Since they can beam inside rock, that’s clearly not the limitation. Plus, you’d just need multiple stations, or have a ship in orbit to go in between.
Plus, what you say would make the society very classist.
I’m going to assume this is asking “What happens to real estate prices if transporting humans from one place to another is nearly instantaneous and very cheap”.
Real estate in tourist attractions goes absolutely through the roof. There would be a lot more vacations in Hawaii, for example, if it didn’t cost $600+ and 6+ hours to get there. And all those new tourists will want things like hotels and restaurants and beachfront.
Real estate in remote but accessible places goes up (moderately). I think a lot of people would rather live further from other people for peace and quiet, but aren’t willing or able to work from home or make, say, a 2+ hour commute for work, or live with the social isolation that comes from being so remote. Now all the downsides are gone! I’m assuming delivery of things is unchanged, but as long as there’s a road that a big truck can come down every few months, you can live way out in the middle of nowhere pretty easily if you can zap into town for your job or brunch.
Real estate in most cities goes down.
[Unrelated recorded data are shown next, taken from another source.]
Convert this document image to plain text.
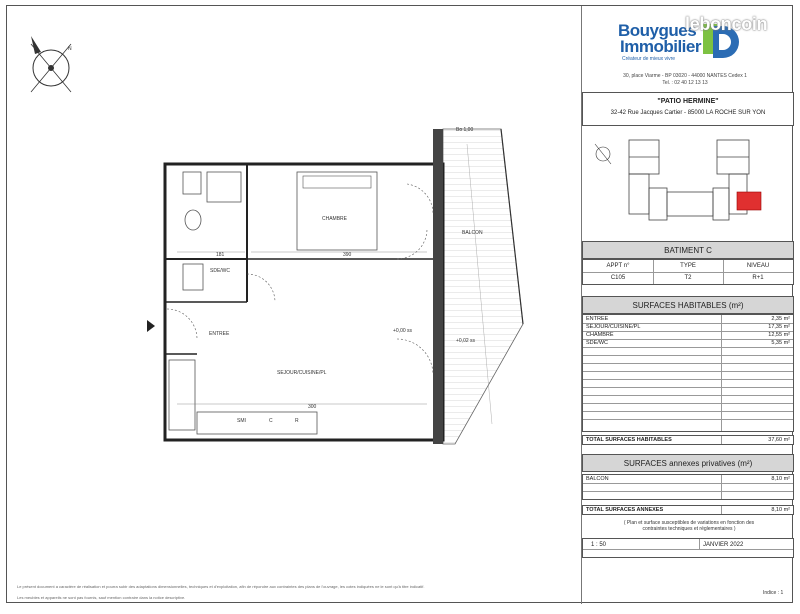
N
CHAMBRE
BALCON
SDE/WC
ENTREE
SEJOUR/CUISINE/PL
181	390
300
SMI	C	R
+0,00 ss
+0,02 ss
Bo 1,00
Bouygues
Immobilier
Créateur de mieux vivre
leboncoin
30, place Viarme - BP 03020 - 44000 NANTES Cedex 1
Tel. : 02 40 12 13 13
"PATIO HERMINE"
32-42 Rue Jacques Cartier - 85000 LA ROCHE SUR YON
BATIMENT C
APPT n°	TYPE	NIVEAU
C105	T2	R+1
SURFACES HABITABLES (m²)
ENTREE	2,35 m²
SEJOUR/CUISINE/PL	17,35 m²
CHAMBRE	12,55 m²
SDE/WC	5,35 m²
TOTAL SURFACES HABITABLES	37,60 m²
SURFACES annexes privatives (m²)
BALCON	8,10 m²
TOTAL SURFACES ANNEXES	8,10 m²
( Plan et surface susceptibles de variations en fonction des contraintes techniques et réglementaires )
1 : 50	JANVIER 2022
Indice : 1
Le présent document a caractère de réalisation et pourra subir des adaptations dimensionnelles, techniques et d'exploitation, afin de répondre aux contraintes des plans de l'ouvrage, les cotes indiquées ne le sont qu'à titre indicatif.
Les meubles et appareils ne sont pas fournis, sauf mention contraire dans la notice descriptive.
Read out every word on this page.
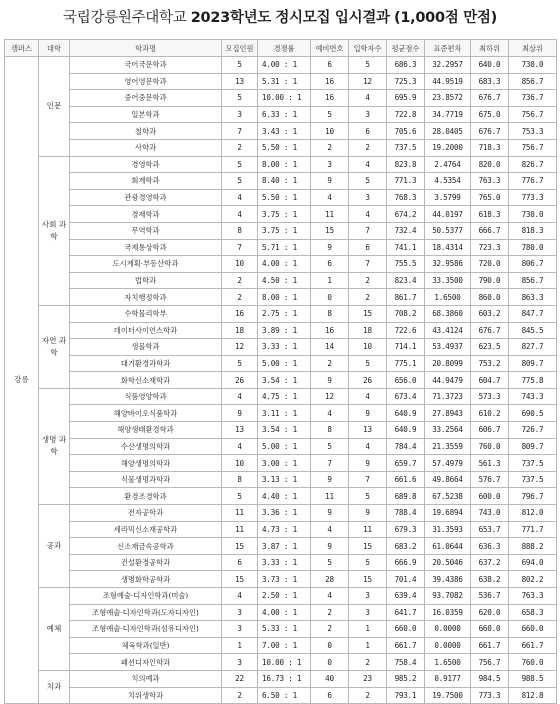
국립강릉원주대학교 2023학년도 정시모집 입시결과 (1,000점 만점)
캠퍼스	대학	학과명	모집인원	경쟁률	예비번호	입학자수	평균점수	표준편차	최하위	최상위
강릉	인문	국어국문학과	5	4.00 : 1	6	5	686.3	32.2957	640.0	730.0
		영어영문학과	13	5.31 : 1	16	12	725.3	44.9519	683.3	856.7
		중어중문학과	5	10.00 : 1	16	4	695.9	23.8572	676.7	736.7
		일본학과	3	6.33 : 1	5	3	722.8	34.7719	675.0	756.7
		철학과	7	3.43 : 1	10	6	705.6	28.0405	676.7	753.3
		사학과	2	5.50 : 1	2	2	737.5	19.2000	718.3	756.7
	사회 과학	경영학과	5	8.00 : 1	3	4	823.8	2.4764	820.0	826.7
		회계학과	5	8.40 : 1	9	5	771.3	4.5354	763.3	776.7
		관광경영학과	4	5.50 : 1	4	3	768.3	3.5799	765.0	773.3
		경제학과	4	3.75 : 1	11	4	674.2	44.0197	618.3	730.0
		무역학과	8	3.75 : 1	15	7	732.4	50.5377	666.7	818.3
		국제통상학과	7	5.71 : 1	9	6	741.1	18.4314	723.3	780.0
		도시계획·부동산학과	10	4.00 : 1	6	7	755.5	32.9586	720.0	806.7
		법학과	2	4.50 : 1	1	2	823.4	33.3500	790.0	856.7
		자치행정학과	2	8.00 : 1	0	2	861.7	1.6500	860.0	863.3
	자연 과학	수학물리학부	16	2.75 : 1	8	15	708.2	68.3860	603.2	847.7
		데이터사이언스학과	18	3.89 : 1	16	18	722.6	43.4124	676.7	845.5
		생물학과	12	3.33 : 1	14	10	714.1	53.4937	623.5	827.7
		대기환경과학과	5	5.00 : 1	2	5	775.1	20.8099	753.2	809.7
		화학신소재학과	26	3.54 : 1	9	26	656.0	44.9479	604.7	775.8
	생명 과학	식품영양학과	4	4.75 : 1	12	4	673.4	71.3723	573.3	743.3
		해양바이오식품학과	9	3.11 : 1	4	9	640.9	27.8943	610.2	690.5
		해양생태환경학과	13	3.54 : 1	8	13	640.9	33.2564	606.7	726.7
		수산생명의학과	4	5.00 : 1	5	4	784.4	21.3559	760.0	809.7
		해양생명의학과	10	3.00 : 1	7	9	659.7	57.4979	561.3	737.5
		식물생명과학과	8	3.13 : 1	9	7	661.6	49.8664	576.7	737.5
		환경조경학과	5	4.40 : 1	11	5	689.8	67.5238	600.0	796.7
	공과	전자공학과	11	3.36 : 1	9	9	788.4	19.6894	743.0	812.0
		세라믹신소재공학과	11	4.73 : 1	4	11	679.3	31.3593	653.7	771.7
		신소재금속공학과	15	3.87 : 1	9	15	683.2	61.0644	636.3	888.2
		건설환경공학과	6	3.33 : 1	5	5	666.9	20.5046	637.2	694.0
		생명화학공학과	15	3.73 : 1	28	15	701.4	39.4386	638.2	802.2
	예체	조형예술·디자인학과(미술)	4	2.50 : 1	4	3	639.4	93.7082	536.7	763.3
		조형예술·디자인학과(도자디자인)	3	4.00 : 1	2	3	641.7	16.0359	620.0	658.3
		조형예술·디자인학과(섬유디자인)	3	5.33 : 1	2	1	660.0	0.0000	660.0	660.0
		체육학과(일반)	1	7.00 : 1	0	1	661.7	0.0000	661.7	661.7
		패션디자인학과	3	10.00 : 1	0	2	758.4	1.6500	756.7	760.0
	치과	치의예과	22	16.73 : 1	40	23	985.2	0.9177	984.5	988.5
		치위생학과	2	6.50 : 1	6	2	793.1	19.7500	773.3	812.8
Lots of the value of cities is that the high population density allows for more amenities and more powerful social and production networks. If you’re a software developer, you want to live near the SF Bay Area because that’s where your industry is located, and you can meet and collaborate. If you’re in finance, you want to live in London or New York. But if you can just get there (or, really, anywhere) in a flash, then you don’t need to live there. Aspiring Broadway stars don’t need to live in New York to make it to auditions. San Francisco and New York probably have enough tourist attraction that they might go up. But Dallas and Cincinnati are probably not going to.
Why would you want a hotel? For tourists, a hotel is a place to sleep and keep changes of clothing. If travel is instantaneous and cheap, you just use your home for that.
If we are talking Larry Niven-type transport booths (like a phone booth, step in, dial a destination number, pay a few bucks and Poof! you’re there; this system requires a destination booth as well - no random destinations possible) then I think there is another variable:
Your house doesn’t have to be in one place! You can have your living room in Manhattan, your bedroom in the Rockies, your sun room in Hawaii, your kitchen in Paris, whatever. Any individual’s rooms could be grouped together geographically - everyone has a ocean view room, all the kitchens are located near food supply sources, all the houses’ bathrooms would be in one centralized location for ease of handling the sewage, etc.